Boys twice as likely to be diagnosed with special needs
Almost one-in-four boys are being labelled as suffering special needs at school, official figures show.
Young boys are almost twice as likely to be diagnosed with learning impairments, behaviour problems or communication difficulties as girls, it emerged.
The disclosure – in data published by the Department for Education – will reignite concerns that schools are wrongly branding pupils with special needs as a cover for indiscipline or poor exam results.
It follows the release of data showing that boys are much less likely to pass primary school tests in the three-Rs or go on to gain good GCSE grades.
According to today’s figures, some 23.8 per cent of boys – 510,985 – were diagnosed with some form of special needs in the current academic year. This was slightly down on the 24.8 per cent labelled 12 months earlier.
But it was considerably up on instances of special needs found among girls. Figures show that just 13 per cent – 268,675 – had particular problems affecting their ability to play a full part in school life.
Most common problems included behaviour, emotional or social difficulties, moderate learning problems and speech or communication impairments.
The latest figures come amid fears that special needs are being exaggerated to explain away poor exam results or bad behaviour.
Earlier this year, Jean Gross, a former Government adviser on speech, language and communication needs, insisted that problems were often “used as an explanation for failure” at school, particularly among boys.
She said: “One third of nine and 10-year-old boys have special educational needs. It’s at that age that schools start to think they are not going to get a [pass] on their SATs, so they get labelled as having special needs.
“This is not done out of malice – schools are just trying to explain themselves. It is a real incentive to do this when schools don’t hit their floor target.”
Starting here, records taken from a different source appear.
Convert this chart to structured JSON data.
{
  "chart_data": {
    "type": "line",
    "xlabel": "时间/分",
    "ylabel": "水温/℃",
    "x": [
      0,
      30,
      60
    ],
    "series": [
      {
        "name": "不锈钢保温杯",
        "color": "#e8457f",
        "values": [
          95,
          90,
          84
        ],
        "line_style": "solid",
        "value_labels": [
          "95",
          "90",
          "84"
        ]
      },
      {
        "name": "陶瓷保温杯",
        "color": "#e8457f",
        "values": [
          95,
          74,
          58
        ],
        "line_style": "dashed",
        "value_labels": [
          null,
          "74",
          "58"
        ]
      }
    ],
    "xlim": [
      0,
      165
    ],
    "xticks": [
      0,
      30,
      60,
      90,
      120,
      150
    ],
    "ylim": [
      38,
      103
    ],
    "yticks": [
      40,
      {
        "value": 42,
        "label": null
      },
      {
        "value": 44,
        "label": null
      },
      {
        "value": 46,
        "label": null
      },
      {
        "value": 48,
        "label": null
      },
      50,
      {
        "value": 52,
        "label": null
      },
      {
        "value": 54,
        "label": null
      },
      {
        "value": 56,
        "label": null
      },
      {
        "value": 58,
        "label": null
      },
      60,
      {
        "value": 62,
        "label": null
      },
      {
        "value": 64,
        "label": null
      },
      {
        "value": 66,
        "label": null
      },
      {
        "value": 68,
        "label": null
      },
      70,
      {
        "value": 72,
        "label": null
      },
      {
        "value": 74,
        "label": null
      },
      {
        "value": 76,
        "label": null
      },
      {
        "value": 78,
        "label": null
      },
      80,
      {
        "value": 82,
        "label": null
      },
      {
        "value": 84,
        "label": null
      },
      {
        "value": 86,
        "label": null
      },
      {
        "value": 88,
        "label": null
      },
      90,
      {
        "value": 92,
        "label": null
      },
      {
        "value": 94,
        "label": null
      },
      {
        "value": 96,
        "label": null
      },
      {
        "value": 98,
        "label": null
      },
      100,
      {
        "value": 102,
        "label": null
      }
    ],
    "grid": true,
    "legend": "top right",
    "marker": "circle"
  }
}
Figures also showed that many children were being diagnosed with special needs at a young age.
It emerged that 173,525 children aged just five or under had a particular problem requiring particular attention from teachers.
This was up from 172,270 a year earlier, although this also reflected an increase in the birth rate and a growing primary school population.
The figures follow the publication of Government plans to crackdown on misdiagnosis of special needs.
For the first time, rigorous screening measures will be introduced to prevent pupils from being classed as having special needs when they have merely fallen behind or caused disruption in class.
The bureaucratic process used to identify children with the most severe special needs will also be scrapped and replaced with a single assessment covering education, health and care.